By Ed King
The world’s largest emissions trading scheme has passed the 7000 project mark, despite continued concerns over its viability and a collapse in carbon prices.
The Clean Development Mechanism’s newest project is a biogas capture plant in a Philippine chicken farm, which will reduce emissions by 48,000 tonnes, equivalent to 10,000 cars.
The news is welcome boost to the UN, which runs the CDM under the Kyoto Protocol.
One thousand new projects have been accepted since February, but certified emission reductions (CERs) prices remain low, having dropped 90% in 2013.

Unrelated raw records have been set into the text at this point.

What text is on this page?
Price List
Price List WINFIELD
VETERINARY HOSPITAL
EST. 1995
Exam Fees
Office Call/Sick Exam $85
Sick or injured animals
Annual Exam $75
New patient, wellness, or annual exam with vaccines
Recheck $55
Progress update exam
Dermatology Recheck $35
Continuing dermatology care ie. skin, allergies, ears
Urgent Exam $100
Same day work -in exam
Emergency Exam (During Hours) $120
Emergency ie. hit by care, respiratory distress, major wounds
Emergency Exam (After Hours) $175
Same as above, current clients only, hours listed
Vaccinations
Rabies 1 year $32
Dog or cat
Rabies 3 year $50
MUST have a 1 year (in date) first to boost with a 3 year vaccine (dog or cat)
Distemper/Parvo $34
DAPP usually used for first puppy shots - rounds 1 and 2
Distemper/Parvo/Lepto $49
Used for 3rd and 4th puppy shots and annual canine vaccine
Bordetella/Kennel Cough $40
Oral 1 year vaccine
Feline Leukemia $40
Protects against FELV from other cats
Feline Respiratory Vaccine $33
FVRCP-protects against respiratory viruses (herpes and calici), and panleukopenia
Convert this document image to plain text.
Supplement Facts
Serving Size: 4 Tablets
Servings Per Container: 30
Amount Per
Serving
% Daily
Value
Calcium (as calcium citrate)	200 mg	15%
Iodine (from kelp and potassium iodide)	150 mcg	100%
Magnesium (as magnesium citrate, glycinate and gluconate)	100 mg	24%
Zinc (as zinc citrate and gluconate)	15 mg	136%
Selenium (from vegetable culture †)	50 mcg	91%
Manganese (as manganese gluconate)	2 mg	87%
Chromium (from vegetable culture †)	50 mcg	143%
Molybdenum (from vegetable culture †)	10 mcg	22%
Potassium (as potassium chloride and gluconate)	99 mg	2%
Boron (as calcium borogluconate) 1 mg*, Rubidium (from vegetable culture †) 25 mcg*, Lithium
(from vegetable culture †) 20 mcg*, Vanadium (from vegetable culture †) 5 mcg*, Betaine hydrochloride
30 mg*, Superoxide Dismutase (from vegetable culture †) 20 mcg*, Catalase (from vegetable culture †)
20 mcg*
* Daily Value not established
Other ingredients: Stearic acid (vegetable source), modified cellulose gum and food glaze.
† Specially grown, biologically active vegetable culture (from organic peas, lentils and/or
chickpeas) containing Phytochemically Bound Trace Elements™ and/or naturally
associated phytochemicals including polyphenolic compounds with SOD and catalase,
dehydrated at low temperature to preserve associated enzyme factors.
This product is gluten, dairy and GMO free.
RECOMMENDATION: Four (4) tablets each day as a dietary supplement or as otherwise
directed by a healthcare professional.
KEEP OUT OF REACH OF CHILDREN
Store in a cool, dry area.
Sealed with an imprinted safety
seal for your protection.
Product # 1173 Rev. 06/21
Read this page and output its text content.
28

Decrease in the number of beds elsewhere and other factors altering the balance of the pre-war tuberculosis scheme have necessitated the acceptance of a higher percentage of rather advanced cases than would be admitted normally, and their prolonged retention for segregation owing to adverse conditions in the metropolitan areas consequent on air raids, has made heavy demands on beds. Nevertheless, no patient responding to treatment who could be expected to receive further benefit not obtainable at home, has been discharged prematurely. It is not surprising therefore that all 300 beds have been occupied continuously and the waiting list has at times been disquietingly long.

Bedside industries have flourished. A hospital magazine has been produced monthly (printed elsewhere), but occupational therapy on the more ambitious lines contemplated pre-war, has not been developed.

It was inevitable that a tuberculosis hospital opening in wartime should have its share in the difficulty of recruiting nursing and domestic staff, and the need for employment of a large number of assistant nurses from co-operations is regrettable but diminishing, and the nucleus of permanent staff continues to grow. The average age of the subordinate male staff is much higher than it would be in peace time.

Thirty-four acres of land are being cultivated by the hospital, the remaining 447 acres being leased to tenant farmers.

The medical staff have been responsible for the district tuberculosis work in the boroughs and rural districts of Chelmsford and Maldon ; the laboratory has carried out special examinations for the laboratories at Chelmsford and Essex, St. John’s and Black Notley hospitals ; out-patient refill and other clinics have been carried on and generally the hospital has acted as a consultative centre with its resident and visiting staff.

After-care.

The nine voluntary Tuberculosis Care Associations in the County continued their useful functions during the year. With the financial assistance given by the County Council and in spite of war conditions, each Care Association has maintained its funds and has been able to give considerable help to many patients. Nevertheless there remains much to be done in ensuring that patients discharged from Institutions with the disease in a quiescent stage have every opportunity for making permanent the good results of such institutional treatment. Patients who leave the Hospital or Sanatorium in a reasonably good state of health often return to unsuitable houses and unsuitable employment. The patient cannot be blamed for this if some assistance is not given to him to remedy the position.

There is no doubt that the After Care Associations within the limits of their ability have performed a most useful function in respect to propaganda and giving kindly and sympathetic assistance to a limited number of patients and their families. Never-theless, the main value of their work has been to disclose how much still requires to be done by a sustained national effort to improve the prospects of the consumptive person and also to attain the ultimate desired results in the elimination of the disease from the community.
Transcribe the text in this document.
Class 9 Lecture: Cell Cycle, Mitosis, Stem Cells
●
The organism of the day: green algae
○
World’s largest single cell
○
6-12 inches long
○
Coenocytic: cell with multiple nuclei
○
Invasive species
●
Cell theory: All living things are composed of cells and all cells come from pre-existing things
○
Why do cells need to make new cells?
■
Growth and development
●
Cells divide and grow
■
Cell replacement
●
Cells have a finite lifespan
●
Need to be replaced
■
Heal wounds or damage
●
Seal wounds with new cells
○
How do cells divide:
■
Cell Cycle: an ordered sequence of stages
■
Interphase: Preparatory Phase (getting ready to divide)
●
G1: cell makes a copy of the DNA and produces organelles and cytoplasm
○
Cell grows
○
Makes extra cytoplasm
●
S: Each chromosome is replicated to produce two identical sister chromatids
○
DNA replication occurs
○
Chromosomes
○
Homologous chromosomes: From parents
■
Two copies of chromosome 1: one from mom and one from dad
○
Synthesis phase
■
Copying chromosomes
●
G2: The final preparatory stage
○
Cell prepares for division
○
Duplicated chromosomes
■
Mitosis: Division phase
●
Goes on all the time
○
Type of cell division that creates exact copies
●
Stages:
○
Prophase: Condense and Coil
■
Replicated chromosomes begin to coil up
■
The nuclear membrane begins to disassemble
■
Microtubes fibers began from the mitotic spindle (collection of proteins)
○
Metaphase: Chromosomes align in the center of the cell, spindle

“Despite unfavourable market conditions, the CDM continues to provide a mechanism for real emission reductions and real sustainable development for those who wish to use it,” said Peer Stiansen, Chair of the CDM Executive Board.
“The Board will continue its efforts to make the CDM the best tool it can be to reduce emissions and spur development, but Parties must do their part and set ambitious emission reduction targets to incentivize climate action and these types of green growth projects.”
The CDM currently operates in 88 developing countries, allowing companies in the industrialised world to invest in emission reducing projects in developing countries and earn carbon credits in the process.
Over the past decade the CDM has spurred more than USD 215 billion of low-carbon investment in developing countries, issued credits equal to 1.3 billion tonnes of CO2, and added more than 110,000 Mega Watts of renewable energy to global electricity grids.
But with governments setting low emission reduction targets, the demand for credits has collapsed, leading to calls for the market to be saved with a $2.5 billion bailout.
Speaking to RTCC two weeks ago, Joan MacNaughton, vice chair of the high-level policy dialogue that reviewed potential solutions to the CDM’s predicament in 2012, said the CDM would likely play a vital role in any global emissions deal agreed in 2015 and needed to be helped.
“The fund is a temporary, interim means to ensure we can retain its functionality,” MacNaughton said. “The real solution is in increasing the demand for offset credits and that means higher levels of ambition on emission reductions by the parties and reaching that agreement will take some time.
“Until we get an agreement on a new mechanism and higher [mitigation] ambition, then we will be able to take advantage of these projects.
“All of this is not about maintaining the market for its own sake. It’s about retaining it as a means to an end, which is reducing greenhouse gases. Without it the wound continues to bleed.”